Seguro Rural: setor pressiona por reversão de corte

Representantes do mercado segurador intensificam articulações junto ao governo federal e ao Congresso Nacional para tentar reverter o bloqueio de recursos do Programa de Subvenção ao Prêmio do Seguro Rural (PSR). O setor considera a liberação das verbas essencial para evitar nova redução da área agrícola segurada e preservar o acesso dos produtores à proteção contra riscos climáticos e produtivos. Em 2026, o Ministério da Agricultura bloqueou R$ 461,7 milhões do PSR, de um orçamento originalmente superior a R$ 1 bilhão. Com isso, os recursos disponíveis foram reduzidos para aproximadamente R$ 638 milhões, dos quais R$ 100 milhões já foram empenhados. Segundo estimativas da Federação Nacional de Seguros Gerais (FenSeg), o saldo remanescente poderá ser insuficiente para atender à demanda das apólices já contratadas ou em fase de contratação. A avaliação do setor é que, sem a recomposição dos recursos, as seguradoras serão obrigadas a comercializar apólices sem o subsídio governamental, elevando os custos para os produtores rurais.

A preocupação é ampliada pelo cenário climático projetado para os próximos meses, marcado pelo risco de um evento de El Niño mais intenso, com potencial de provocar excesso de chuvas na Região Sul e estiagens nas Regiões Norte e Nordeste. O ambiente de maior risco climático ocorre em um momento de retração do mercado. A Confederação Nacional das Seguradoras (CNseg) projeta queda de 3,9% na arrecadação do seguro rural em 2026, após recuo de 8,8% registrado no ano anterior. A redução da cobertura preocupa o setor diante da crescente exposição da atividade agropecuária a eventos climáticos extremos. Além das negociações junto ao Ministério da Agricultura, a FenSeg defende a aprovação de projeto de lei que busca impedir futuros contingenciamentos dos recursos destinados ao PSR. A proposta prevê a transformação da despesa com subvenção ao seguro rural em gasto obrigatório, reduzindo a possibilidade de bloqueios orçamentários.

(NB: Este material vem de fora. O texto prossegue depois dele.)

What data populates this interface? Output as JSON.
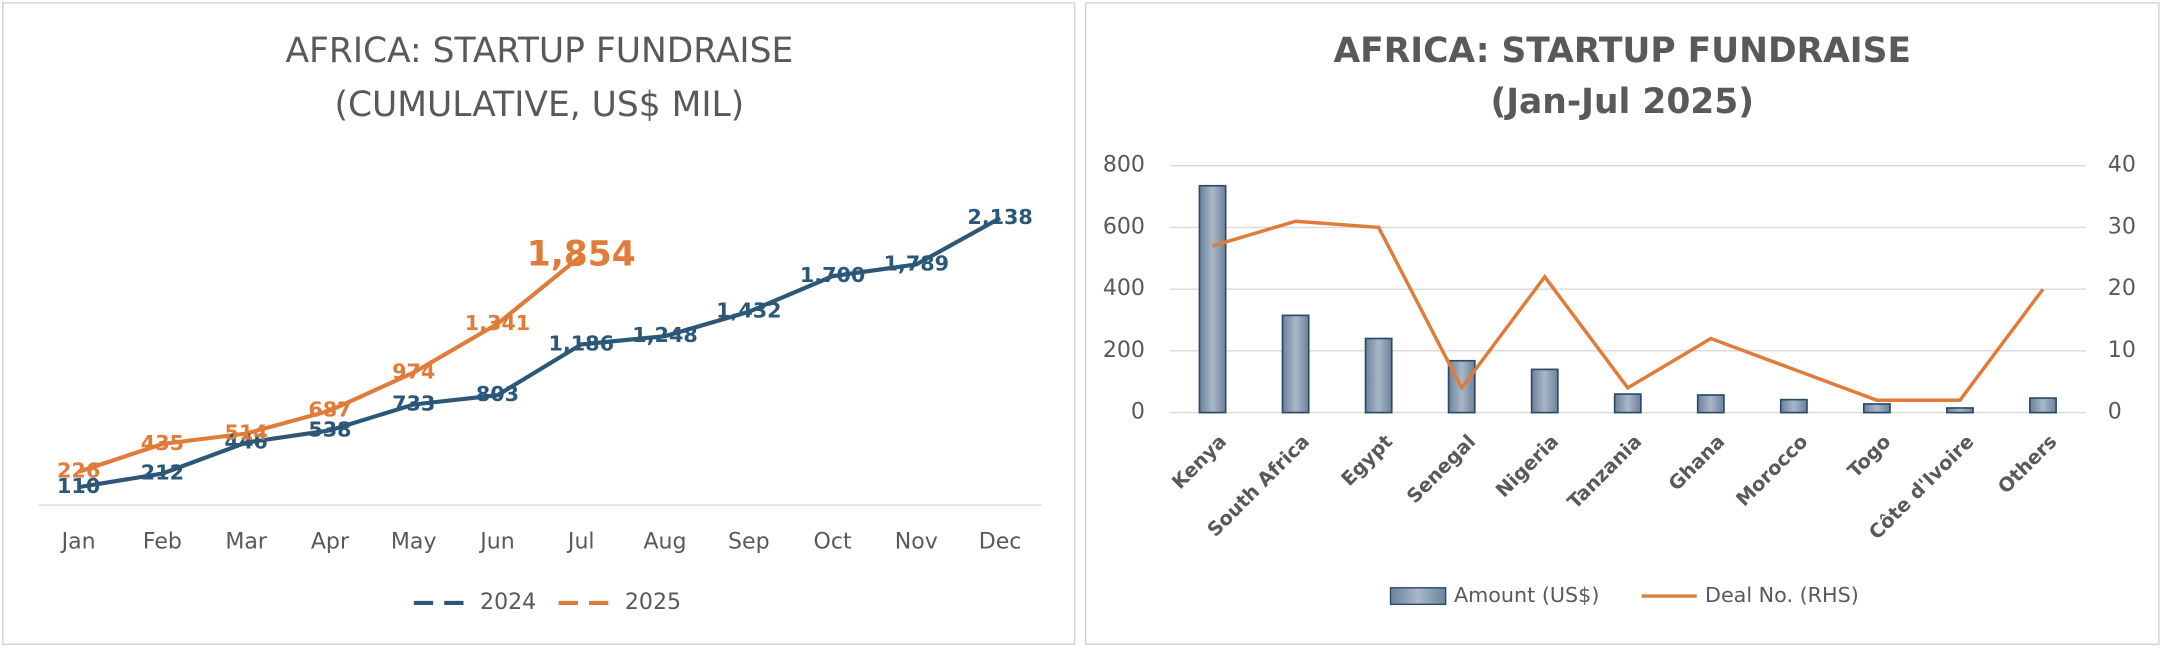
{
  "chart_data": [
    {
      "type": "line",
      "title": [
        "AFRICA: STARTUP FUNDRAISE",
        "(CUMULATIVE, US$ MIL)"
      ],
      "categories": [
        "Jan",
        "Feb",
        "Mar",
        "Apr",
        "May",
        "Jun",
        "Jul",
        "Aug",
        "Sep",
        "Oct",
        "Nov",
        "Dec"
      ],
      "series": [
        {
          "name": "2024",
          "color": "#2d5778",
          "values": [
            110,
            212,
            446,
            538,
            733,
            803,
            1186,
            1248,
            1432,
            1700,
            1789,
            2138
          ],
          "value_labels": [
            "110",
            "212",
            "446",
            "538",
            "733",
            "803",
            "1,186",
            "1,248",
            "1,432",
            "1,700",
            "1,789",
            "2,138"
          ]
        },
        {
          "name": "2025",
          "color": "#e07b39",
          "values": [
            226,
            435,
            514,
            687,
            974,
            1341,
            1854,
            null,
            null,
            null,
            null,
            null
          ],
          "value_labels": [
            "226",
            "435",
            "514",
            "687",
            "974",
            "1,341",
            "1,854",
            null,
            null,
            null,
            null,
            null
          ]
        }
      ],
      "legend": "bottom"
    },
    {
      "type": "bar_line",
      "title": [
        "AFRICA: STARTUP FUNDRAISE",
        "(Jan-Jul 2025)"
      ],
      "categories": [
        "Kenya",
        "South Africa",
        "Egypt",
        "Senegal",
        "Nigeria",
        "Tanzania",
        "Ghana",
        "Morocco",
        "Togo",
        "Côte d'Ivoire",
        "Others"
      ],
      "series": [
        {
          "name": "Amount (US$)",
          "color": "#8497ad",
          "type": "bar",
          "values": [
            735,
            315,
            240,
            168,
            140,
            60,
            57,
            42,
            28,
            15,
            47
          ]
        },
        {
          "name": "Deal No. (RHS)",
          "color": "#e07b39",
          "type": "line",
          "axis": "y2",
          "values": [
            27,
            31,
            30,
            4,
            22,
            4,
            12,
            7,
            2,
            2,
            20
          ]
        }
      ],
      "ylim": [
        0,
        800
      ],
      "yticks": [
        0,
        200,
        400,
        600,
        800
      ],
      "y2lim": [
        0,
        40
      ],
      "y2ticks": [
        0,
        10,
        20,
        30,
        40
      ],
      "grid": true,
      "legend": "bottom"
    }
  ]
}
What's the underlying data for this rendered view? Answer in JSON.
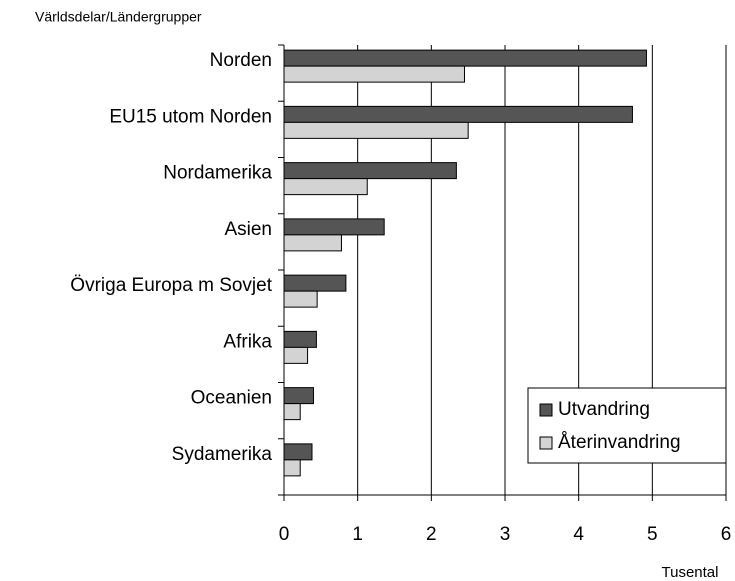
{
  "chart_data": {
    "type": "bar",
    "orientation": "horizontal",
    "subtitle": "Världsdelar/Ländergrupper",
    "xlabel": "Tusental",
    "categories": [
      "Norden",
      "EU15 utom Norden",
      "Nordamerika",
      "Asien",
      "Övriga Europa m Sovjet",
      "Afrika",
      "Oceanien",
      "Sydamerika"
    ],
    "series": [
      {
        "name": "Utvandring",
        "color": "#555555",
        "values": [
          4.92,
          4.73,
          2.34,
          1.36,
          0.84,
          0.44,
          0.4,
          0.38
        ]
      },
      {
        "name": "Återinvandring",
        "color": "#d3d3d3",
        "values": [
          2.45,
          2.5,
          1.13,
          0.78,
          0.45,
          0.32,
          0.22,
          0.22
        ]
      }
    ],
    "xlim": [
      0,
      6
    ],
    "xticks": [
      0,
      1,
      2,
      3,
      4,
      5,
      6
    ],
    "grid": true,
    "legend": "lower right"
  }
}
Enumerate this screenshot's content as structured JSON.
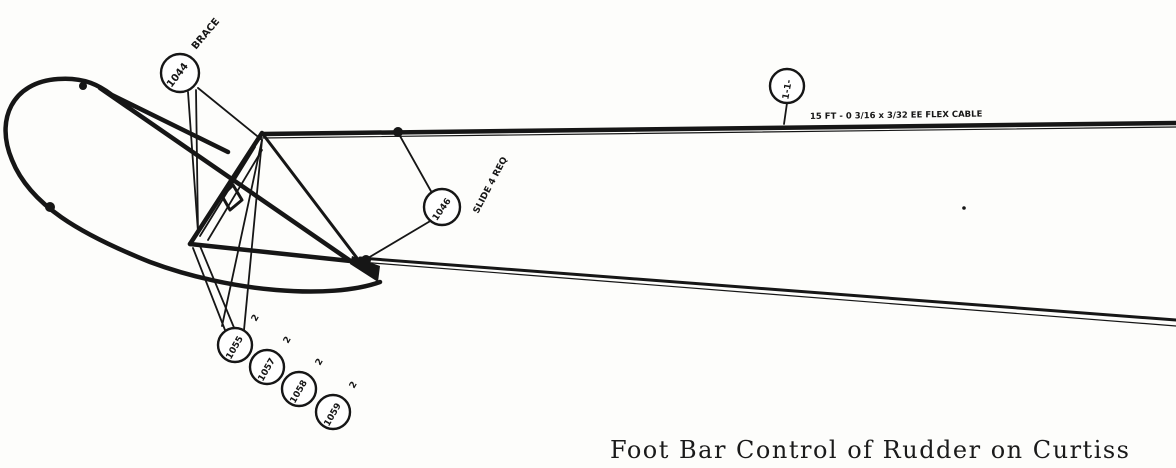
{
  "caption": "Foot Bar Control of Rudder on Curtiss",
  "colors": {
    "ink": "#161616",
    "paper": "#fdfdfb"
  },
  "callouts": {
    "top_left_bubble": "1044",
    "top_left_note": "BRACE",
    "cable_bubble": "1-1-",
    "cable_note": "15 FT - 0 3/16 x 3/32 EE FLEX CABLE",
    "middle_bubble": "1046",
    "middle_note": "SLIDE 4 REQ",
    "lower_bubble_1": "1055",
    "lower_note_1": "2",
    "lower_bubble_2": "1057",
    "lower_note_2": "2",
    "lower_bubble_3": "1058",
    "lower_note_3": "2",
    "lower_bubble_4": "1059",
    "lower_note_4": "2"
  }
}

O texto também contempla mecanismos para incentivo à contratação do seguro e a regulamentação de um fundo de catástrofe voltado à cobertura complementar de perdas decorrentes de eventos climáticos severos. O setor avalia que a combinação entre recursos estáveis para o PSR, funcionamento do fundo de catástrofe e integração com políticas de crédito rural poderia fortalecer a gestão de riscos no agronegócio brasileiro. A expectativa é substituir medidas emergenciais de renegociação de dívidas por instrumentos preventivos de mitigação de perdas. Dados da FenSeg mostram que a área segurada com apoio do programa caiu de 13,7 milhões de hectares em 2021 para aproximadamente 3,2 milhões de hectares em 2025, o equivalente a apenas 3,6% da área agrícola nacional. A indústria considera que a ampliação da previsibilidade orçamentária é fundamental para reverter essa tendência e expandir a cobertura do seguro rural para regiões e culturas atualmente menos atendidas. Fonte: Broadcast Agro. Adaptado por Cogo Inteligência em Agronegócio.